Zing Forum

Reading

Back to Basics: Implementing MNIST Handwritten Digit Recognition with a Pure NumPy Neural Network

An educational project that implements a feedforward neural network from scratch without relying on any deep learning frameworks, using only NumPy, to reveal the mathematical essence of neural networks through the MNIST handwritten digit classification task.

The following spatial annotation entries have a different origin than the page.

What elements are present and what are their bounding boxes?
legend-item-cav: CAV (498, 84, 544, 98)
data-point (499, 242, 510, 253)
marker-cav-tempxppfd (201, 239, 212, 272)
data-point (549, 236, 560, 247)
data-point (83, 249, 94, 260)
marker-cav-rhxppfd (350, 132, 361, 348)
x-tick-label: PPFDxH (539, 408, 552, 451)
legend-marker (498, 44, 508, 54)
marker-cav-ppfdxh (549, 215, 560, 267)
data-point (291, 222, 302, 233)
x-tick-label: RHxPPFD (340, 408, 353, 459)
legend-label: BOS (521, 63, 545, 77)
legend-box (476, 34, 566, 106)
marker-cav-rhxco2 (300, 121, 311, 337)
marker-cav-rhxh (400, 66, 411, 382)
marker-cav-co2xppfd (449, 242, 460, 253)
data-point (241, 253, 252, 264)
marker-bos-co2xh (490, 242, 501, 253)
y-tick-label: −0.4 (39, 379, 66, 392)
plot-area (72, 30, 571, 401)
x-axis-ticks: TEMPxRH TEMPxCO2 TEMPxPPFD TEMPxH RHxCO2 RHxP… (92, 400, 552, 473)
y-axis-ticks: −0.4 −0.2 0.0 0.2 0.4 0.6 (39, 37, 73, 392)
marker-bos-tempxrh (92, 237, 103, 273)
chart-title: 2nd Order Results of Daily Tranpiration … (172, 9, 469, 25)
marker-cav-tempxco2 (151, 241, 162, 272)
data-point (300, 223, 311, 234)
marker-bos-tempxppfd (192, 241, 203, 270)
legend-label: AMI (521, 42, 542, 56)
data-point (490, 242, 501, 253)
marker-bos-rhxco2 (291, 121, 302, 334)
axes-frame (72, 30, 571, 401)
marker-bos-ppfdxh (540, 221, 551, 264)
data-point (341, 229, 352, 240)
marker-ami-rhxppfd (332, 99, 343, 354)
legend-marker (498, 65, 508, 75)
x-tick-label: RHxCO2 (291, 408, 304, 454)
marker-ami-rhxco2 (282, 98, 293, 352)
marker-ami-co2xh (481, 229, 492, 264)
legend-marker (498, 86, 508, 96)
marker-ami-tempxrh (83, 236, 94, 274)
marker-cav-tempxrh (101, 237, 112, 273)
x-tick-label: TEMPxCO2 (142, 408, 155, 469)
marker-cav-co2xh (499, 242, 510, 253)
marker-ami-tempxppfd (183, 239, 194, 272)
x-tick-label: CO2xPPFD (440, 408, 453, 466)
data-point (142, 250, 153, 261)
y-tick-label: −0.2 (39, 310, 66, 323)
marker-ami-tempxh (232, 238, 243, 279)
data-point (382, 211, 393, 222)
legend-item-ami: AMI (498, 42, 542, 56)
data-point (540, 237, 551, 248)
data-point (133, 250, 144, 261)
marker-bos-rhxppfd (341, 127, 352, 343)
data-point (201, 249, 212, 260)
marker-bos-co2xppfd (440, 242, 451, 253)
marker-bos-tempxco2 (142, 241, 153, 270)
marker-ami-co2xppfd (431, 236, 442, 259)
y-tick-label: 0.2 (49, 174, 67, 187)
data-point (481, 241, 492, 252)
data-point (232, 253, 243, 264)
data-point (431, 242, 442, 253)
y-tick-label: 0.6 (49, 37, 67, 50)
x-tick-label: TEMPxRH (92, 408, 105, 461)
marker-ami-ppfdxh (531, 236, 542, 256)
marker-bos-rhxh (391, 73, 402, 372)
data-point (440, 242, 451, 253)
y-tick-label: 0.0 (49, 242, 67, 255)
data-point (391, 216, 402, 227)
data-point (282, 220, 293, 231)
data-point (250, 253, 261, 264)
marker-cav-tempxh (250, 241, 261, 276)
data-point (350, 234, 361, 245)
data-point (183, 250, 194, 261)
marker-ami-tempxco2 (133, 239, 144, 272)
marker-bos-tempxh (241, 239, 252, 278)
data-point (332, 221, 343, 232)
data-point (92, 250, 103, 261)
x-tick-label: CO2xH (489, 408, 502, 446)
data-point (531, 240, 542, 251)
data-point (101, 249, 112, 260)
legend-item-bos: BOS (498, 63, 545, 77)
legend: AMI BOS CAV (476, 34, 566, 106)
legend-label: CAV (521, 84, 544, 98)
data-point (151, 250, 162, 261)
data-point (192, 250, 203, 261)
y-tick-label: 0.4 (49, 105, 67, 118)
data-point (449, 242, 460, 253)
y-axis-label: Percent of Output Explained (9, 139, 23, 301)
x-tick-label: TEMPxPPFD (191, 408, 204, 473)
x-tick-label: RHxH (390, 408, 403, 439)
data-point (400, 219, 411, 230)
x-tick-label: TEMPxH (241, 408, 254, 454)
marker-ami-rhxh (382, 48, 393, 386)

神经网络MNISTNumPy反向传播深度学习前馈网络手写数字识别梯度下降机器学习基础从零实现
Published 2026-05-11 10:59Recent activity 2026-05-11 11:05Estimated read 6 min
Back to Basics: Implementing MNIST Handwritten Digit Recognition with a Pure NumPy Neural Network
1

Section 01

[Introduction] The Core Significance of Implementing MNIST Recognition with a Pure NumPy Handwritten Neural Network

In today's era where PyTorch and TensorFlow are widely used, this project implements a feedforward neural network using pure NumPy to complete MNIST handwritten digit recognition. Its aim is to strip away the details encapsulated by frameworks, helping developers understand the mathematical essence of neural networks (such as backpropagation, gradient descent, etc.). This is a "framework-free" practical exercise for learning deep learning fundamentals.

2

Section 02

Background: Why MNIST Remains an Ideal Educational Dataset

The MNIST dataset contains 60,000 training images and 10,000 test images, each being a 28×28 grayscale image (corresponding to digits 0-9). Its value as an educational tool lies in: moderate scale (can be quickly trained on ordinary laptops), intuitive task (handwritten digit recognition is easy to understand), and ability to demonstrate real training processes (batch processing, convergence curves, overfitting, etc.).

3

Section 03

Method: Mathematical Structure of Feedforward Neural Networks

Each layer operation of the feedforward network (MLP) implemented in the project:

  1. Linear transformation: z = Wx + b (W is the weight matrix, x is the input vector, b is the bias)
  2. Nonlinear activation: a = σ(z) (without activation, multiple layers are equivalent to a single layer; ReLU is a commonly used hidden layer activation function: f(x)=max(0,x))
  3. Output layer: The Softmax function converts the output into a probability distribution (ensuring non-negativity and sum to 1).
4

Section 04

Method: Core Principles of Backpropagation

The core of training is backpropagation, based on the chain rule:

  • Forward propagation: Input is passed layer by layer to get predictions, and cross-entropy loss is calculated (to measure the distance between predictions and true labels)
  • Backpropagation: Starting from the loss, gradients of parameters are calculated layer by layer (the chain rule multiplies local gradients to get the total gradient) Handwritten implementation requires deriving gradient formulas by hand, building intuition about the source and role of gradients.
5

Section 05

Implementation Details: Key Considerations for NumPy Implementation

  1. Weight initialization: Avoid zero initialization (symmetry trap); commonly used Xavier/He initialization
  2. Batch processing: Use matrix operations to support mini-batch samples, balancing efficiency and stability
  3. Learning rate scheduling: Experiment with strategies like linear/exponential decay to optimize convergence
  4. Numerical stability: Softmax needs to subtract the maximum input value to prevent overflow (softmax(x)=exp(x-max(x))/sum(exp(x-max(x))))
6

Section 06

Evidence: Intuitive Understanding from Experiments

With handwritten implementation, you can experiment freely:

  • Adjust the number of neurons/layers in hidden layers to observe the relationship between model capacity and overfitting
  • Replace activation functions (e.g., Sigmoid→ReLU) to feel changes in training speed
  • Adjust the learning rate to observe loss oscillation The final model accuracy can reach over 97%, bringing a sense of deep engagement that framework calls cannot provide.
7

Section 07

Suggestions: Learning Directions to Expand from MNIST

After mastering handwritten MLP, you can advance to:

  1. Architecture expansion: Implement convolutional layers (extract spatial features), recurrent layers (process sequences)
  2. Optimizer advancement: Implement modern optimizers like Momentum, Adam
  3. Regularization: Add Dropout, L2 regularization, Batch Normalization
  4. Return to frameworks: When using PyTorch/TensorFlow again, you can understand the mathematical meaning behind the APIs.
8

Section 08

Conclusion: Implementing from Scratch is a Must for Becoming an AI Engineer

"Implementing from scratch" may go against the trend, but it's like understanding the principle of an engine to learn driving well: This project condenses the core ideas of deep learning (forward propagation, loss calculation, backpropagation, parameter update) within 500 lines, which is a key step from being an "API caller" to a real AI engineer.